Dieses Genehmigungsverfahren ist notwendig, wenn eine Rundfunkanstalt ein rein
im Internet verbreitetes lineares Audioangebot aufnehmen möchte (Webstream). Das
hat der WDR mit dem MausRadio geplant, das sich an Kinder im Grundschulalter
richtet: Es soll ab 2027 nicht mehr über den digitalen Radiostandard DAB+,
sondern nur noch als Webstream verbreitet werden.
Der Rundfunkrat als Aufsichtsgremium im WDR wird in den kommenden Monaten
prüfen, ob das MausRadio als Webstream vom Auftrag des öffentlich-rechtlichen
Rundfunks umfasst ist. Dabei bewertet er anhand der gesetzlichen Vorgaben in
drei Stufen, (1) inwieweit das Angebot den Bedürfnissen der Gesellschaft
entspricht, (2) in welchem Umfang es qualitativ zum publizistischen Wettbewerb
beiträgt und (3) welcher finanzielle Aufwand dafür erforderlich ist.
Um die Auswirkungen auf den Wettbewerb abzuschätzen, wird der Rundfunkrat ein
wissenschaftliches Marktgutachten in Auftrag geben. Außerdem berücksichtigt er
bei seiner Prüfung externe Stellungnahmen z.B. von Verbänden oder
Privatpersonen, die sich mit ihrer Sichtweise beteiligen möchten. Bis zum 30.
April 2026 (Ausschlussfrist) kann sich jede natürliche oder juristische Person
per E-Mail oder Post zu der geplanten Änderung äußern ( dreistufentest@wdr.de /
WDR-Rundfunkrat, Appellhofplatz 1, 50667 Köln).

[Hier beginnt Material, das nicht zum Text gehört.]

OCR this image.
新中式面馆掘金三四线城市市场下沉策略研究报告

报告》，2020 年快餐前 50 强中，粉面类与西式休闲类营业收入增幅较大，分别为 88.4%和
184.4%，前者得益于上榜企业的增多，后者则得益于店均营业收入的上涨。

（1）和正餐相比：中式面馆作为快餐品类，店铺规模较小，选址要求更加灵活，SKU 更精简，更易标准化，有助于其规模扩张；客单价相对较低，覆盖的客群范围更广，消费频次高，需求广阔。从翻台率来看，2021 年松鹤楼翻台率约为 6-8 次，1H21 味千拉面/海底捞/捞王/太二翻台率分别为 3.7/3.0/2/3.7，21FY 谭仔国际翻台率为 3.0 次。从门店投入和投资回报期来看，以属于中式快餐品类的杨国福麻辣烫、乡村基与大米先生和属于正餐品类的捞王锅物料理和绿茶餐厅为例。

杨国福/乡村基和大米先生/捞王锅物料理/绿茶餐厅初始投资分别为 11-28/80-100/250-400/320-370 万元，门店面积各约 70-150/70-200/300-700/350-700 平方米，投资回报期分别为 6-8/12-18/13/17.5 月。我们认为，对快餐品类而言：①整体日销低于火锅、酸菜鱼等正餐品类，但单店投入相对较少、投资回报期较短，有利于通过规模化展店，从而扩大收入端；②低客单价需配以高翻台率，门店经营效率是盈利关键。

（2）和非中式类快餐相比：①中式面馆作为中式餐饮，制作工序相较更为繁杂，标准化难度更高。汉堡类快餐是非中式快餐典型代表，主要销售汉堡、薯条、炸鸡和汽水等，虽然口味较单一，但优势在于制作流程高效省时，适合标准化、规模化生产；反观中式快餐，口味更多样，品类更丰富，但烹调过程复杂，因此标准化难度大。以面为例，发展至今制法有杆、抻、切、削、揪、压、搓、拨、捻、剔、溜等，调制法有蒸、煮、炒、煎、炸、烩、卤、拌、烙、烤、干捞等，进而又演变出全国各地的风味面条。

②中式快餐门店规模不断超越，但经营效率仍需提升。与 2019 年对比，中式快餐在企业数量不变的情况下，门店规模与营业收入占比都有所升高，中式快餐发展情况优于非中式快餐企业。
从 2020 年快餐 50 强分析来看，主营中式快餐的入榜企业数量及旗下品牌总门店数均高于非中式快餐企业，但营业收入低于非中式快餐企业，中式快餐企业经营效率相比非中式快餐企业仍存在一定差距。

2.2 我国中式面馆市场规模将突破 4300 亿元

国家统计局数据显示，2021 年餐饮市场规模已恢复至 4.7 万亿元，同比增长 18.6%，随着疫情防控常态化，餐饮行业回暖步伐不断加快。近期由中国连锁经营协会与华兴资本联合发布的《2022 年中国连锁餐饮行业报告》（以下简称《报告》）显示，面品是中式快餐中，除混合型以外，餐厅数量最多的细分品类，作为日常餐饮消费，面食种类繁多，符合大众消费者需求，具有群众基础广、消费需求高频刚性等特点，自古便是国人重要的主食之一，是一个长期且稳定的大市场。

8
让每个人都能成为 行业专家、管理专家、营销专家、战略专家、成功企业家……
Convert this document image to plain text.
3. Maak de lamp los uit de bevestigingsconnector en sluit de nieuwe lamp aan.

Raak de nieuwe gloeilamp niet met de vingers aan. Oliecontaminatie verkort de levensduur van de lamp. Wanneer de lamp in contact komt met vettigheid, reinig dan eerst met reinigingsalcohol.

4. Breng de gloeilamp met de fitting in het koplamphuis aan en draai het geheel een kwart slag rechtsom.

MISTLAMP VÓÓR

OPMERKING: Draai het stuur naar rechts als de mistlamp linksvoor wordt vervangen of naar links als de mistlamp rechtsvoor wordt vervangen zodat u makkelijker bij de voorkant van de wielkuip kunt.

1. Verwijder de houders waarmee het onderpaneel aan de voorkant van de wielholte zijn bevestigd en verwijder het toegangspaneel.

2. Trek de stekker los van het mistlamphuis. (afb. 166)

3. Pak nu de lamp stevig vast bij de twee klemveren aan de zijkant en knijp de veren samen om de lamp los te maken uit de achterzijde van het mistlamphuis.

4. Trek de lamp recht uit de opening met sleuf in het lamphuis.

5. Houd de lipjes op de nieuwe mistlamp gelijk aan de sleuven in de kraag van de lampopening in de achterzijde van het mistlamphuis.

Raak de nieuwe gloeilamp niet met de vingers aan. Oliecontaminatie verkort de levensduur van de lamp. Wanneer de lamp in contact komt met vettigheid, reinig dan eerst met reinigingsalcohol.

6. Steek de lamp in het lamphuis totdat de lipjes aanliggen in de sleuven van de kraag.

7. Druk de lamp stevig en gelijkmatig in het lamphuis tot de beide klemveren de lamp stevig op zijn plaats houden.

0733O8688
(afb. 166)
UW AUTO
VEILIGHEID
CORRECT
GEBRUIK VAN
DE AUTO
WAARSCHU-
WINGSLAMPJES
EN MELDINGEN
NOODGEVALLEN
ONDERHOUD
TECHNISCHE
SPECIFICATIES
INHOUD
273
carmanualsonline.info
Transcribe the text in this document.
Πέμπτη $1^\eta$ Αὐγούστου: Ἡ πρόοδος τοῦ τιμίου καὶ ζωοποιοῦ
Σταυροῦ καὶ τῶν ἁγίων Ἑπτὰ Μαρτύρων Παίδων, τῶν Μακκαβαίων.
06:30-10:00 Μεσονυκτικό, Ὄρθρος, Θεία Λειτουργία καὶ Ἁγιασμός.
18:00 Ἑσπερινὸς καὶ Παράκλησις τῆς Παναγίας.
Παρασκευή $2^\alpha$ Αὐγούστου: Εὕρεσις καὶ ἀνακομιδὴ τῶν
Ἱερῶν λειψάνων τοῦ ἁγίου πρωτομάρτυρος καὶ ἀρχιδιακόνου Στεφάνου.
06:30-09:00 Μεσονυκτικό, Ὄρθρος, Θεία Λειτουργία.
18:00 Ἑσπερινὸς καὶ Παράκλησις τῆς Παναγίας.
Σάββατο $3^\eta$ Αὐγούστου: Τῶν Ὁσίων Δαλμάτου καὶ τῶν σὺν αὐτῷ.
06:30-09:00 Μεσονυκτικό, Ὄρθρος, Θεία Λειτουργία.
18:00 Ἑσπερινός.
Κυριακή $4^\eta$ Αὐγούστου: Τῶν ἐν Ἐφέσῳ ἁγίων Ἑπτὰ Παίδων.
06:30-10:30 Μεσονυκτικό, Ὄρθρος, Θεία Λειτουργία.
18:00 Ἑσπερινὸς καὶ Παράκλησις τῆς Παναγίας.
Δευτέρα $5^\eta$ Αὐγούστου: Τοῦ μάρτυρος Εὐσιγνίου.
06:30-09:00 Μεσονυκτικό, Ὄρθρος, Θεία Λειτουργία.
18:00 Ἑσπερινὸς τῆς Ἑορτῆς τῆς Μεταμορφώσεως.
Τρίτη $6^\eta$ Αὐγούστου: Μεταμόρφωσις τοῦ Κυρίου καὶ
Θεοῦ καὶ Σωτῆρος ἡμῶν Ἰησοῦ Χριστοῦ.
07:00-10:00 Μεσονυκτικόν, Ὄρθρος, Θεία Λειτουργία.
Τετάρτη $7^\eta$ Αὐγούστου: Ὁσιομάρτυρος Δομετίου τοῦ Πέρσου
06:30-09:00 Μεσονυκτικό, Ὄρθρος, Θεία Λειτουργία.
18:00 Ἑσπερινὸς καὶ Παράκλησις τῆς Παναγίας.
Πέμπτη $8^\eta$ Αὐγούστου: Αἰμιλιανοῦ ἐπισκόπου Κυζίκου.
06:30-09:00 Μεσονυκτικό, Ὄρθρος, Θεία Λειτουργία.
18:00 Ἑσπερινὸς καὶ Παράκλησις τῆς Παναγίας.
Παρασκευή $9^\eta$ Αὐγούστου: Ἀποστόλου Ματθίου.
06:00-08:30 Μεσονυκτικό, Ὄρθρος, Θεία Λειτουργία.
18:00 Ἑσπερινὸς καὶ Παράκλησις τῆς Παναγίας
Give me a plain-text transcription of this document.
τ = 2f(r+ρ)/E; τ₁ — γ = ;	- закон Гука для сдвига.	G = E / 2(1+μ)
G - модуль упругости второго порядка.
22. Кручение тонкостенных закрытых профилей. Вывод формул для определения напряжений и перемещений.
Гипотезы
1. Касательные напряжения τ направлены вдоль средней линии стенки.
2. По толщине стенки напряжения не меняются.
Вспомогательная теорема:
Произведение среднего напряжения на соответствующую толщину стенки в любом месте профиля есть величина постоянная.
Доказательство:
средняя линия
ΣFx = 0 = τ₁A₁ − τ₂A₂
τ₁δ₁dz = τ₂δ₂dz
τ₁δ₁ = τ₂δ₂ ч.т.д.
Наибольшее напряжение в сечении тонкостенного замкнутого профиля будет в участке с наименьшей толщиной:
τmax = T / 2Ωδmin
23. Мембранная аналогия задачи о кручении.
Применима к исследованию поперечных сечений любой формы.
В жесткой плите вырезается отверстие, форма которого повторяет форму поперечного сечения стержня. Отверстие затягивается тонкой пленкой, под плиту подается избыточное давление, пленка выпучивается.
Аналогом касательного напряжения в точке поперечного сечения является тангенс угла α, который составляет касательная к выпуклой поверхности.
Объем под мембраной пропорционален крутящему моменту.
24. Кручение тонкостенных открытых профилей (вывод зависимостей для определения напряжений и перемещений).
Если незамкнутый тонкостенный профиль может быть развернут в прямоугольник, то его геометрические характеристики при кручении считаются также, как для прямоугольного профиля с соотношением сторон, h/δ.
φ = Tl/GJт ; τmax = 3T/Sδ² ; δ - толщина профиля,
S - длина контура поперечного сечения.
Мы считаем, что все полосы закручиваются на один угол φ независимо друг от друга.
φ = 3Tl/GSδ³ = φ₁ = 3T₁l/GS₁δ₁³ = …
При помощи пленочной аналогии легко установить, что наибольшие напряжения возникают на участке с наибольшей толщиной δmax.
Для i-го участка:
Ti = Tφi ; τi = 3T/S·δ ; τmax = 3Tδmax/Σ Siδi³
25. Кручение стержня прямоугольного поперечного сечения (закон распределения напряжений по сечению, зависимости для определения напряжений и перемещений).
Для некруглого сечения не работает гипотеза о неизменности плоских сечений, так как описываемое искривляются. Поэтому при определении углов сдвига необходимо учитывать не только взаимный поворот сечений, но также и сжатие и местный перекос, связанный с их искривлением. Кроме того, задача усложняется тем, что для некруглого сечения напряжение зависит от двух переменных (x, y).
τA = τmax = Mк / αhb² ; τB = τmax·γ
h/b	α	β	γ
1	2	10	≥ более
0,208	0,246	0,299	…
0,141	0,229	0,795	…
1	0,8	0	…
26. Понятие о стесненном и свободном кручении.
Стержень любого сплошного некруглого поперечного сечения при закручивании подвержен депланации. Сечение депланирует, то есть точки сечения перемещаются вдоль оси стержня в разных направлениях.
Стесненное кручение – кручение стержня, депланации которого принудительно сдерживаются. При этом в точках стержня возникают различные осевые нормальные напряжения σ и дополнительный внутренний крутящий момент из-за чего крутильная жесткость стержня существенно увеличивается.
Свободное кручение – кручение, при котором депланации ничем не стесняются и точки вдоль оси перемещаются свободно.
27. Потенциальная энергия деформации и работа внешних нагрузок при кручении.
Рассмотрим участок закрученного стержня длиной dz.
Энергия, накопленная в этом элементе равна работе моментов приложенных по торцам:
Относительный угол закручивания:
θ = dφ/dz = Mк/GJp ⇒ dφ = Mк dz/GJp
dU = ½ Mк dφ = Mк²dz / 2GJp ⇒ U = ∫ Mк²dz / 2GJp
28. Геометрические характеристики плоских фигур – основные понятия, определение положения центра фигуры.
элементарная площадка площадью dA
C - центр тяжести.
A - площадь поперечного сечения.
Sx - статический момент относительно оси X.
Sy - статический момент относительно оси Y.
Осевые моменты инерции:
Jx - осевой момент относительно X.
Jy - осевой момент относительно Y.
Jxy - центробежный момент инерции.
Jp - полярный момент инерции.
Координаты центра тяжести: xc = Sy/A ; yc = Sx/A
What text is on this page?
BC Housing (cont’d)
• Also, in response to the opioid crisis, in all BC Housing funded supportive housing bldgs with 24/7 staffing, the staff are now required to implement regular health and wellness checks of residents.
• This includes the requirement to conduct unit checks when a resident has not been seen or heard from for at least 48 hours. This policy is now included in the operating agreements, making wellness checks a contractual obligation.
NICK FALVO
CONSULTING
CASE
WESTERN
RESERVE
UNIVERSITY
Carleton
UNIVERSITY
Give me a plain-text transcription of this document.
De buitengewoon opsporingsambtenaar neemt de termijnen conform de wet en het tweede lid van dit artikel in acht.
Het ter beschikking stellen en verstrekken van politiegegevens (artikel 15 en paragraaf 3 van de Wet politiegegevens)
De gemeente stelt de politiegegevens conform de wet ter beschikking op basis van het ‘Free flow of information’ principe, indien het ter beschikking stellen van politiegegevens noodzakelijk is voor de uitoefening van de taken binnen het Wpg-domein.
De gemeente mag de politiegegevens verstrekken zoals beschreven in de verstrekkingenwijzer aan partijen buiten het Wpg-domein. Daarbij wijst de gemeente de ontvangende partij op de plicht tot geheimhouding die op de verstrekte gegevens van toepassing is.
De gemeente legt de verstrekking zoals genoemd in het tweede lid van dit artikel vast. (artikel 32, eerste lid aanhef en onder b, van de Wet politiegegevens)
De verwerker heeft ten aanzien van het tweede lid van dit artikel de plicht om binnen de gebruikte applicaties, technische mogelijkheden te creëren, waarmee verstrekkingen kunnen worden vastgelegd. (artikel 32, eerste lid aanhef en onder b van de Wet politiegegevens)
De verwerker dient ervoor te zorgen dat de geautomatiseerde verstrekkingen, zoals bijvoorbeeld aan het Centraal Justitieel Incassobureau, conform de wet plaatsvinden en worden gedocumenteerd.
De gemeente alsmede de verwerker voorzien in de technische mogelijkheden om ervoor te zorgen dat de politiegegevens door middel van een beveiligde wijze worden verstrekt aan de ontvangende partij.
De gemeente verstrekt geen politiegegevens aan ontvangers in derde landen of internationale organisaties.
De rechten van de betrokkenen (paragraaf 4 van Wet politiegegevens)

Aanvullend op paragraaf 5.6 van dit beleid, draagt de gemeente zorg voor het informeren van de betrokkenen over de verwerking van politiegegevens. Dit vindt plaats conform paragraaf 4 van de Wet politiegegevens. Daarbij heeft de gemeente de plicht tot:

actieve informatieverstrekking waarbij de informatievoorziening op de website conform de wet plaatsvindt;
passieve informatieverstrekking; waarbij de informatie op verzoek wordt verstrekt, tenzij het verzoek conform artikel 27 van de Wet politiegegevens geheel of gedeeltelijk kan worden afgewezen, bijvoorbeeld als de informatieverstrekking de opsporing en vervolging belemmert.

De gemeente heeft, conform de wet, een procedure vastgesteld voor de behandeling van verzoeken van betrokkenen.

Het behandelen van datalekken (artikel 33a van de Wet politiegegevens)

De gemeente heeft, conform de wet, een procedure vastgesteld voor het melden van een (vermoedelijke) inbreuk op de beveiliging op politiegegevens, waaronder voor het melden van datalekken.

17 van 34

Rolf Zurbrüggen, Vorsitzender des WDR-Rundfunkrats, betont:
"Mit dem Dreistufentest für das MausRadio kommt der Rundfunkrat einer
gesetzlichen Verpflichtung nach, die ihm bei der Weiterentwicklung
öffentlich-rechtlicher Online-Inhalte eine besondere Rolle gibt. Entsprechend
sorgfältig wird der Rundfunkrat prüfen. Im Fokus steht, Transparenz herzustellen
und abzusichern, dass das Kinderangebot auch weiterhin dem
öffentlich-rechtlichen Auftrag entspricht und seine Zielgruppe auf dem
geeignetsten Weg und mit der notwendigen Qualität erreicht."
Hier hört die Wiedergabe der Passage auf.